Borland Software on Monday introduced TeamInspector, the fourth in its Team line of software management tools that can give a project development manager a real-time look at the status of a project while in development.
TeamInspector runs a variety of metrics, like code analysis, test coverage, standards compliance, and successful build to determine what kind of state the code is in at that moment. TeamInspector is the fourth product in Borland’s Management Solutions line of software.
“If you have greater control and insight, you can take corrective action quicker. You also have a greater understanding and finger on the pulse of exactly how your application development teams are doing as they move forward,” said David Wilbey, vice president of product strategy for Borland.
This is all designed to give visibility into the project to perform business intelligence on the application lifecycle management (ALM) data. “We have a tendency in the industry to collect an enormous amount of data, but we have a poor record of pulling in that data and doing something with it,” Wilbey told InternetNews.com.

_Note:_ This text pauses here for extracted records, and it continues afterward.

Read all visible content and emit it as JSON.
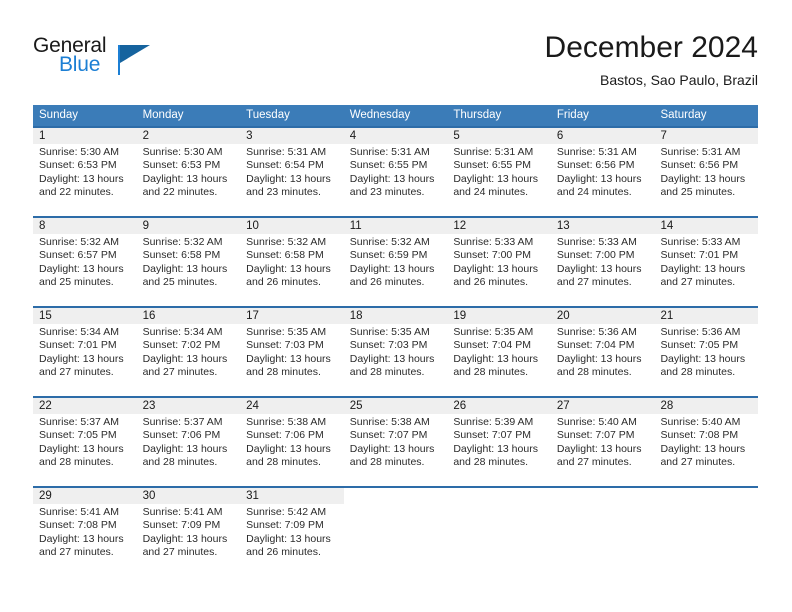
{
  "logo": {
    "primary_text": "General",
    "secondary_text": "Blue",
    "primary_color": "#1a1a1a",
    "secondary_color": "#1c7fd4",
    "mark": "blue-triangle"
  },
  "header": {
    "title": "December 2024",
    "location": "Bastos, Sao Paulo, Brazil"
  },
  "theme": {
    "header_bg": "#3b7cb8",
    "header_text": "#ffffff",
    "row_rule": "#2d6ca8",
    "day_band_bg": "#efefef",
    "cell_bg": "#ffffff",
    "body_text": "#2b2b2b"
  },
  "weekdays": [
    "Sunday",
    "Monday",
    "Tuesday",
    "Wednesday",
    "Thursday",
    "Friday",
    "Saturday"
  ],
  "weeks": [
    [
      {
        "day": "1",
        "sunrise": "Sunrise: 5:30 AM",
        "sunset": "Sunset: 6:53 PM",
        "daylight_1": "Daylight: 13 hours",
        "daylight_2": "and 22 minutes."
      },
      {
        "day": "2",
        "sunrise": "Sunrise: 5:30 AM",
        "sunset": "Sunset: 6:53 PM",
        "daylight_1": "Daylight: 13 hours",
        "daylight_2": "and 22 minutes."
      },
      {
        "day": "3",
        "sunrise": "Sunrise: 5:31 AM",
        "sunset": "Sunset: 6:54 PM",
        "daylight_1": "Daylight: 13 hours",
        "daylight_2": "and 23 minutes."
      },
      {
        "day": "4",
        "sunrise": "Sunrise: 5:31 AM",
        "sunset": "Sunset: 6:55 PM",
        "daylight_1": "Daylight: 13 hours",
        "daylight_2": "and 23 minutes."
      },
      {
        "day": "5",
        "sunrise": "Sunrise: 5:31 AM",
        "sunset": "Sunset: 6:55 PM",
        "daylight_1": "Daylight: 13 hours",
        "daylight_2": "and 24 minutes."
      },
      {
        "day": "6",
        "sunrise": "Sunrise: 5:31 AM",
        "sunset": "Sunset: 6:56 PM",
        "daylight_1": "Daylight: 13 hours",
        "daylight_2": "and 24 minutes."
      },
      {
        "day": "7",
        "sunrise": "Sunrise: 5:31 AM",
        "sunset": "Sunset: 6:56 PM",
        "daylight_1": "Daylight: 13 hours",
        "daylight_2": "and 25 minutes."
      }
    ],
    [
      {
        "day": "8",
        "sunrise": "Sunrise: 5:32 AM",
        "sunset": "Sunset: 6:57 PM",
        "daylight_1": "Daylight: 13 hours",
        "daylight_2": "and 25 minutes."
      },
      {
        "day": "9",
        "sunrise": "Sunrise: 5:32 AM",
        "sunset": "Sunset: 6:58 PM",
        "daylight_1": "Daylight: 13 hours",
        "daylight_2": "and 25 minutes."
      },
      {
        "day": "10",
        "sunrise": "Sunrise: 5:32 AM",
        "sunset": "Sunset: 6:58 PM",
        "daylight_1": "Daylight: 13 hours",
        "daylight_2": "and 26 minutes."
      },
      {
        "day": "11",
        "sunrise": "Sunrise: 5:32 AM",
        "sunset": "Sunset: 6:59 PM",
        "daylight_1": "Daylight: 13 hours",
        "daylight_2": "and 26 minutes."
      },
      {
        "day": "12",
        "sunrise": "Sunrise: 5:33 AM",
        "sunset": "Sunset: 7:00 PM",
        "daylight_1": "Daylight: 13 hours",
        "daylight_2": "and 26 minutes."
      },
      {
        "day": "13",
        "sunrise": "Sunrise: 5:33 AM",
        "sunset": "Sunset: 7:00 PM",
        "daylight_1": "Daylight: 13 hours",
        "daylight_2": "and 27 minutes."
      },
      {
        "day": "14",
        "sunrise": "Sunrise: 5:33 AM",
        "sunset": "Sunset: 7:01 PM",
        "daylight_1": "Daylight: 13 hours",
        "daylight_2": "and 27 minutes."
      }
    ],
    [
      {
        "day": "15",
        "sunrise": "Sunrise: 5:34 AM",
        "sunset": "Sunset: 7:01 PM",
        "daylight_1": "Daylight: 13 hours",
        "daylight_2": "and 27 minutes."
      },
      {
        "day": "16",
        "sunrise": "Sunrise: 5:34 AM",
        "sunset": "Sunset: 7:02 PM",
        "daylight_1": "Daylight: 13 hours",
        "daylight_2": "and 27 minutes."
      },
      {
        "day": "17",
        "sunrise": "Sunrise: 5:35 AM",
        "sunset": "Sunset: 7:03 PM",
        "daylight_1": "Daylight: 13 hours",
        "daylight_2": "and 28 minutes."
      },
      {
        "day": "18",
        "sunrise": "Sunrise: 5:35 AM",
        "sunset": "Sunset: 7:03 PM",
        "daylight_1": "Daylight: 13 hours",
        "daylight_2": "and 28 minutes."
      },
      {
        "day": "19",
        "sunrise": "Sunrise: 5:35 AM",
        "sunset": "Sunset: 7:04 PM",
        "daylight_1": "Daylight: 13 hours",
        "daylight_2": "and 28 minutes."
      },
      {
        "day": "20",
        "sunrise": "Sunrise: 5:36 AM",
        "sunset": "Sunset: 7:04 PM",
        "daylight_1": "Daylight: 13 hours",
        "daylight_2": "and 28 minutes."
      },
      {
        "day": "21",
        "sunrise": "Sunrise: 5:36 AM",
        "sunset": "Sunset: 7:05 PM",
        "daylight_1": "Daylight: 13 hours",
        "daylight_2": "and 28 minutes."
      }
    ],
    [
      {
        "day": "22",
        "sunrise": "Sunrise: 5:37 AM",
        "sunset": "Sunset: 7:05 PM",
        "daylight_1": "Daylight: 13 hours",
        "daylight_2": "and 28 minutes."
      },
      {
        "day": "23",
        "sunrise": "Sunrise: 5:37 AM",
        "sunset": "Sunset: 7:06 PM",
        "daylight_1": "Daylight: 13 hours",
        "daylight_2": "and 28 minutes."
      },
      {
        "day": "24",
        "sunrise": "Sunrise: 5:38 AM",
        "sunset": "Sunset: 7:06 PM",
        "daylight_1": "Daylight: 13 hours",
        "daylight_2": "and 28 minutes."
      },
      {
        "day": "25",
        "sunrise": "Sunrise: 5:38 AM",
        "sunset": "Sunset: 7:07 PM",
        "daylight_1": "Daylight: 13 hours",
        "daylight_2": "and 28 minutes."
      },
      {
        "day": "26",
        "sunrise": "Sunrise: 5:39 AM",
        "sunset": "Sunset: 7:07 PM",
        "daylight_1": "Daylight: 13 hours",
        "daylight_2": "and 28 minutes."
      },
      {
        "day": "27",
        "sunrise": "Sunrise: 5:40 AM",
        "sunset": "Sunset: 7:07 PM",
        "daylight_1": "Daylight: 13 hours",
        "daylight_2": "and 27 minutes."
      },
      {
        "day": "28",
        "sunrise": "Sunrise: 5:40 AM",
        "sunset": "Sunset: 7:08 PM",
        "daylight_1": "Daylight: 13 hours",
        "daylight_2": "and 27 minutes."
      }
    ],
    [
      {
        "day": "29",
        "sunrise": "Sunrise: 5:41 AM",
        "sunset": "Sunset: 7:08 PM",
        "daylight_1": "Daylight: 13 hours",
        "daylight_2": "and 27 minutes."
      },
      {
        "day": "30",
        "sunrise": "Sunrise: 5:41 AM",
        "sunset": "Sunset: 7:09 PM",
        "daylight_1": "Daylight: 13 hours",
        "daylight_2": "and 27 minutes."
      },
      {
        "day": "31",
        "sunrise": "Sunrise: 5:42 AM",
        "sunset": "Sunset: 7:09 PM",
        "daylight_1": "Daylight: 13 hours",
        "daylight_2": "and 26 minutes."
      },
      {
        "day": "",
        "sunrise": "",
        "sunset": "",
        "daylight_1": "",
        "daylight_2": ""
      },
      {
        "day": "",
        "sunrise": "",
        "sunset": "",
        "daylight_1": "",
        "daylight_2": ""
      },
      {
        "day": "",
        "sunrise": "",
        "sunset": "",
        "daylight_1": "",
        "daylight_2": ""
      },
      {
        "day": "",
        "sunrise": "",
        "sunset": "",
        "daylight_1": "",
        "daylight_2": ""
      }
    ]
  ]
}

TeamInspector has an inspector infrastructure that aggregates metrics from industry standard test techniques like Emma, Ant, NAnt, Checkstyle, JUnit and NUnit. The code is then evaluated against these tests and its readiness evaluated.
Relationships and dependencies
The Portfolio Inspector displays the readiness indicators not just for the project or code, but also across many projects, so project leaders can see relationships and dependencies between individual data and identify if a portion of a project is falling behind, out of compliance, or slipping in quality.

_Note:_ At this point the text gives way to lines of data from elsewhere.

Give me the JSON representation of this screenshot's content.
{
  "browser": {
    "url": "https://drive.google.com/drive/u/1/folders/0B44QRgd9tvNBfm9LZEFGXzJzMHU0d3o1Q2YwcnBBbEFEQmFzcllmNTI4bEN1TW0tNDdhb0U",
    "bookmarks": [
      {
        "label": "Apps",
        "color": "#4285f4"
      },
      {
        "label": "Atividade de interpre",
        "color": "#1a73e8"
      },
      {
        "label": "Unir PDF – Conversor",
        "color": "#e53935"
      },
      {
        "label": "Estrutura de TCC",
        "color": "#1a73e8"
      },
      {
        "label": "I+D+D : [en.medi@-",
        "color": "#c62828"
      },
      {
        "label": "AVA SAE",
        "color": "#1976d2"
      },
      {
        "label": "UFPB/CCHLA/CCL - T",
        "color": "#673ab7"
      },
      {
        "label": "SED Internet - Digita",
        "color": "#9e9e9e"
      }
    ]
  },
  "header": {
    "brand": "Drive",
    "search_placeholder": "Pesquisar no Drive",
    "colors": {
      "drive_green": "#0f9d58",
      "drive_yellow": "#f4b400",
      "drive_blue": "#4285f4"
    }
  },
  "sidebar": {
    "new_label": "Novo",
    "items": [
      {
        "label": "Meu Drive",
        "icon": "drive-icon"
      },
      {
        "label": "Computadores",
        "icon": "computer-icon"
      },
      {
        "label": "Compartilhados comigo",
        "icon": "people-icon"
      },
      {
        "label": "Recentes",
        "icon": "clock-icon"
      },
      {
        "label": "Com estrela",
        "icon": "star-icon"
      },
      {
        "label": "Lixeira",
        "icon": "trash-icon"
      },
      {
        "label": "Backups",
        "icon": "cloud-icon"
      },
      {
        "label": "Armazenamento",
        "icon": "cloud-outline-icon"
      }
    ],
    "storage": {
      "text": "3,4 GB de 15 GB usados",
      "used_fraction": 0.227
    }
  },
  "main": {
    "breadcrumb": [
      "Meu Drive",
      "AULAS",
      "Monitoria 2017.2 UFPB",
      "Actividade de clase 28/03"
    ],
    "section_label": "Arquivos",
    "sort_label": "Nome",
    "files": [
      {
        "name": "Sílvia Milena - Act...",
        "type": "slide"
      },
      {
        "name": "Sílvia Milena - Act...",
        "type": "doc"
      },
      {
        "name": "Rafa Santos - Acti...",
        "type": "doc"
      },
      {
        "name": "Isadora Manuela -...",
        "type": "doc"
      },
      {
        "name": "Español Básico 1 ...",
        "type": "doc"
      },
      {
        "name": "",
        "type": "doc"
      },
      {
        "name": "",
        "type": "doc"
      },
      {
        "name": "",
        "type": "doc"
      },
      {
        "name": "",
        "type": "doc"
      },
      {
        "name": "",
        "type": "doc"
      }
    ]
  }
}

TeamInspector also comes with a build and continuous integration environment, which works with configuration and change management tools to monitor the code constantly and evaluate progress in its changes. It comes with a dashboard that shows progress across multiple projects, and it can track the work of developers on a project spread over multiple geographic regions.
TI also integrates with the OpenALM interface Borland started a few years back, so TI works with Subversion, StarTeam, Ant/NAnt, and a command line interface.
Because it supports Ant and NAnt, TeamInspector supports Java from Sun Microsystems (NASDAQ: JAVA) as well as all of the .NET languages from Microsoft (NASDAQ: MSFT).
TeamInspector is available immediately at a starting price of $20,000.